Ils ont réussi à compiler ou exécuter leur code en suivant pas à pas les exemples. Ils sont restés perplexe des heures devant des erreurs triviale, mais ont fini par parvenir à déboguer l’exemple avec l’aide de Stack Overflow ou des forums de Comment ça marche.
Ils sont finalement très fier de leur de leur application Androïd ou de leur site web perso en PHP et Javascript assemblé à grands renforts de copier/coller depuis le web.
Le résultat obtenu leur a donné une certaine confiance et ils se sentent capable de se lancer dans des projets d’envergure, ou d’expliquer au programmeur de la société que son travail est « très simple ». C’est bien entendu l’effet Dunning-Kruger à l’oeuvre dans toute sa splendeur. Les débutants dans domaine ont une confiance en eux sans rapport avec leurs capacités. En fait ils n’ont pas encore saisi la complexité de la tâche. Le problèmes qu’ils est qu’ils s’expriment souvent haut et fort comme s’ils étaient des experts car ils ne se rendent pas compte de leurs lacunes… et un Naïf, voire un Curieux, peuvent fort bien ne pas faire la différence entre les différents niveaux d’expertise.
Si un Novice a parfaitement assimilé un cours en ligne ou un livre d’autoformation, il pourra éventuellement se lancer dans un vrai projet avec quelque réussite.
Malheureusement le cas le plus fréquent sera qu’il n’aura pas tout compris dans son cours et aura des difficultés à transposer les techniques présentées à son cas particulier. Il arrivera peut-être à écrire une application, voire à la mettre en production dans son entreprise… mais probablement pas à la déboguer. Quand aux problématiques de maintenance ou d’évolution… on ne peut que plaindre celui ou celle à qui serait confiée cette tâche.

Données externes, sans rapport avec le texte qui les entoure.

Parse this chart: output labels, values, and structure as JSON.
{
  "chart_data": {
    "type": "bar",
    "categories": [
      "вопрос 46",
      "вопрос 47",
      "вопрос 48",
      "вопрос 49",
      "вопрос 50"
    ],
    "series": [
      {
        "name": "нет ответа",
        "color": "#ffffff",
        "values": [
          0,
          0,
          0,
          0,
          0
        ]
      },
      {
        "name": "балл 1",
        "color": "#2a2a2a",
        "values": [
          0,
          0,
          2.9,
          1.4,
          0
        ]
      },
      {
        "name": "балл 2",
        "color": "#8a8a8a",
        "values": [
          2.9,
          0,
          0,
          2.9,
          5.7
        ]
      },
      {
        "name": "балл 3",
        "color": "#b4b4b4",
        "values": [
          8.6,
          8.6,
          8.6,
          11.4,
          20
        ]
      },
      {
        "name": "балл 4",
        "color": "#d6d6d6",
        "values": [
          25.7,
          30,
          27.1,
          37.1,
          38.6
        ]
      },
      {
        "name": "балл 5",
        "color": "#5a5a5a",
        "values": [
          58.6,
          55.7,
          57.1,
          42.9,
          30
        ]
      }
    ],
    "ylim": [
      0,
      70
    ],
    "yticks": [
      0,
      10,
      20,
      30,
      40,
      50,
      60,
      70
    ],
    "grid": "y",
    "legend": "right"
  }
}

On pourrait dire qu’il en sait juste assez pour être dangereux et qu’il écrit des programmes fondamentalement jetables.
Niveau 3: Praticien
Le rite de passage du niveau 3 c’est la programmation et le refactoring en vue de maintenance d’une application conséquente. Quelque chose comme une dizaine de milliers de lignes (bien entendu la ligne de code reste une très mauvaise mesure qui varie énormément selon le style du programmeur et son langage de prédilection). Surtout, sachant qu’il devra mettre le code en production pour un client et en assurer la maintenance et l’évolution pendant quelques temps après sa mise en production.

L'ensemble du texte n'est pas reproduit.